In 2021, Rob Kroese set out to to write a “different sort of apocalypse.” At its core would be the human tendency to destroy everything around us in the quest for riches and power, realizing the Biblical truth that we “cannot serve God and Mammon.” (Matthew 6:24)
Thus the Mammon series was born, comprising a core trilogy of three books as well as an anthology of tie-in stories from Travis Corcoran, Fenton Wood, myself, and more. This literary world would sit at the intersection of politics, economics and finance, mining, international relations, space travel, and the Internet, just to name a few things. Heaven only knows the headache Kroese must have taken on in order to tie it all together coherently, but hot damn, he pulled it off.
The Story
In TITAN, we’re introduced to our core roster of characters, most of whom are connected to Kade Kapur, a curry-flavored Elon Musk. He’s got a space company that can supposedly move mineral-rich asteroids into Earth’s orbit for high-altitude mining. Due to political and corporate meddling, the project is initially successful, but falls victim to sabotage so that the US Government can seize Kapur’s company. Having banked on the success of the project, the world descends into economic chaos as inflation starts to drive the cost of everything through the roof.

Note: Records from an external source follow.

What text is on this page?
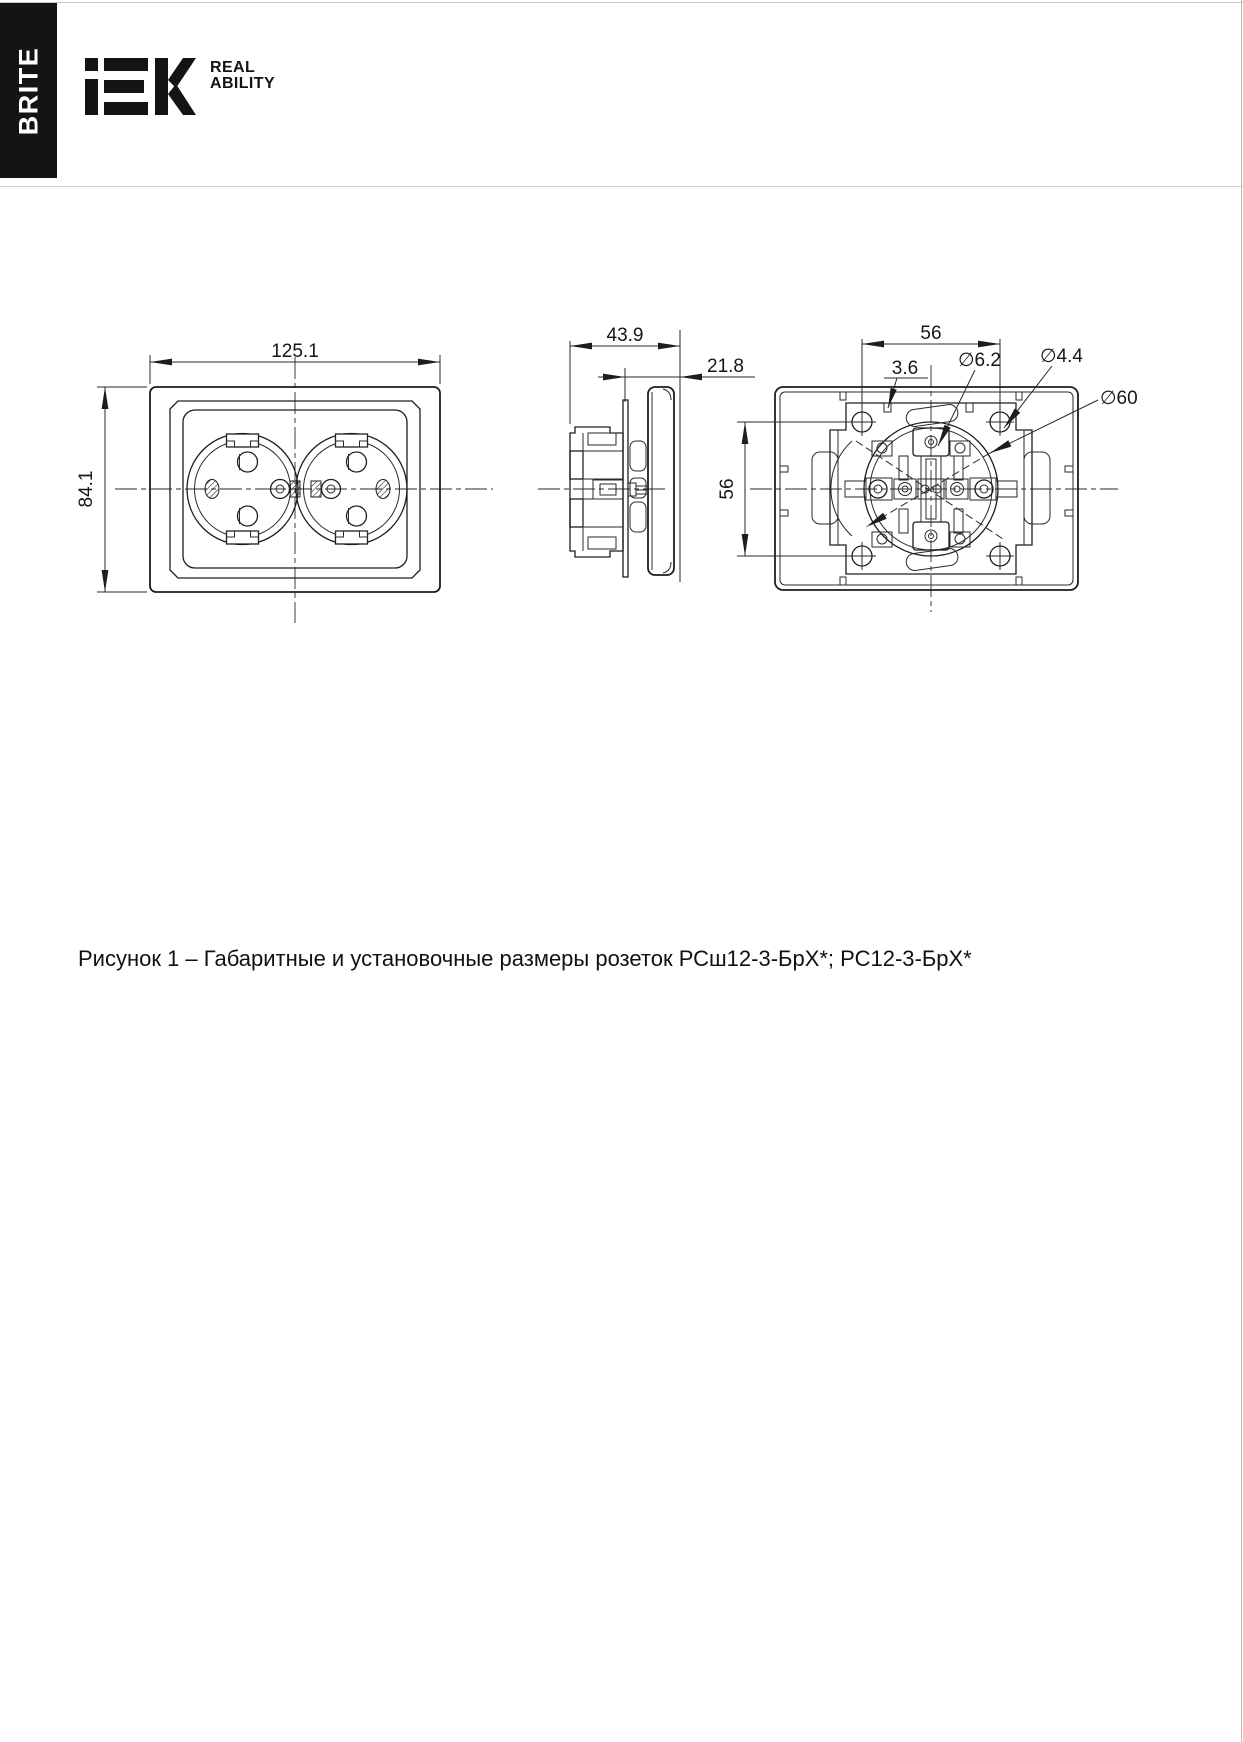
BRITE	REAL
ABILITY
125.1
84.1
43.9
21.8
56
56
3.6 ∅6.2 ∅4.4
∅60
Рисунок 1 – Габаритные и установочные размеры розеток РСш12-3-БрХ*; РС12-3-БрХ*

The sequel MESSIAH not only follows the escalation of the economic fallout, but the resultant damage of the asteroid mission’s sabotage. What was once a one-in-a-thousand chance of the asteroid colliding with Earth quickly becomes one-in-a-hundred, then one-in-ten, then…well, the unthinkable happens. The asteroid Mammon shatters and hits the Earth.
Now we get to NEMESIS, and there are a handful of big powers maneuvering to pick up the asteroid’s remains. Most of it landed in the Sahara, so for the hundredth time in human history, superpowers look to Africa as a basket of resources ripe for the pillaging. America, Russia, and China all mobilize for war.
This entire story scares the hell out of me because of how incredibly viable it all is. We get the occasional long and detailed conversation between characters about the goings-on of the world, and it sounds eerily familiar if you’ve been watching the news since 2020.
Even so, it’s like a car crash that has some element of redemptive hope in it—like forty-seven Honda Civics that keep plowing into a flipped-over school bus and the bus is full of puppies and you’re scared for the puppies, but the bus can take it…and you have to get to the end to know that the puppies make it out okay.
In the midst of this new gold rush is a rich cast of characters trying to save the world while they navigate their own personal problems. This brings us neatly to…
The Characters
When we last saw Kade Kapur, he was nestled deep in a floating server farm that was likely to be destroyed by Mammon’s fragmentary landfall. Having survived “M-Day,” he now has to preserve the computers from the ocean and make contact with the survivors of the outside world. and save what’s left of his loved ones.
Valerie Sutherland is stuck with the other survivors in the castle in Libya, with several predators at the gates. Various Islamic terrorist groups are liable to invade the castle for its precious food stores, and uncomfortable alliances must be made with certain mercenary groups who would like to seize control of everything. This is only made more complex by the arrival of her estranged husband Rick, who is his own flavor of bastard, but can be useful to the castle.
Rounding out the protagonists are men like Jeong and Nowell, a young tech/finance guru and an experienced lawyer, respectively. (There’s a chance I botched the spelling of their names—I listened to the audiobooks.)
I liked all of these characters because they went as far as they could to max out in their own fields, and actually applied the knowledge they had despite all of the opposition they faced. It was their pluck, their drive, their resilience that kept me rooting for them.
The World
Ours, now with 12% more bastard. The tech is more or less ours, the politics are definitely ours, and while all of the characters are fictitious, they are very real. This could (and probably does) happen here in our lifetimes.
The Politics
Well, it’s not exactly Ayn Rand, but more or less it’s the libertarians who save the world, right? Haha. They don’t set out to save the planet with Objectivism, it’s more that People Doing The Right Thing(TM) are the ones who get everything back on track, using sound economic principles and aggressively flipping the bird to the Powers That Be.
Content Warning
R for language and violence, and implied sensuality. That last part is a little toned down from book 2.
Who is it for?
Fans of THE MARTIAN and the good parts of ATLAS SHRUGGED, where the author can make his point in about 1/10th the word count.
Why buy it?
When the smart characters sit down to discuss and explain what’s going on, these novels take on the better qualities of a textbook. Those discussions are worth revisiting in detail and learning from. Plus, the positive conclusion to two brutally hard entries in the trilogy is very whitepilling. Go get your copy.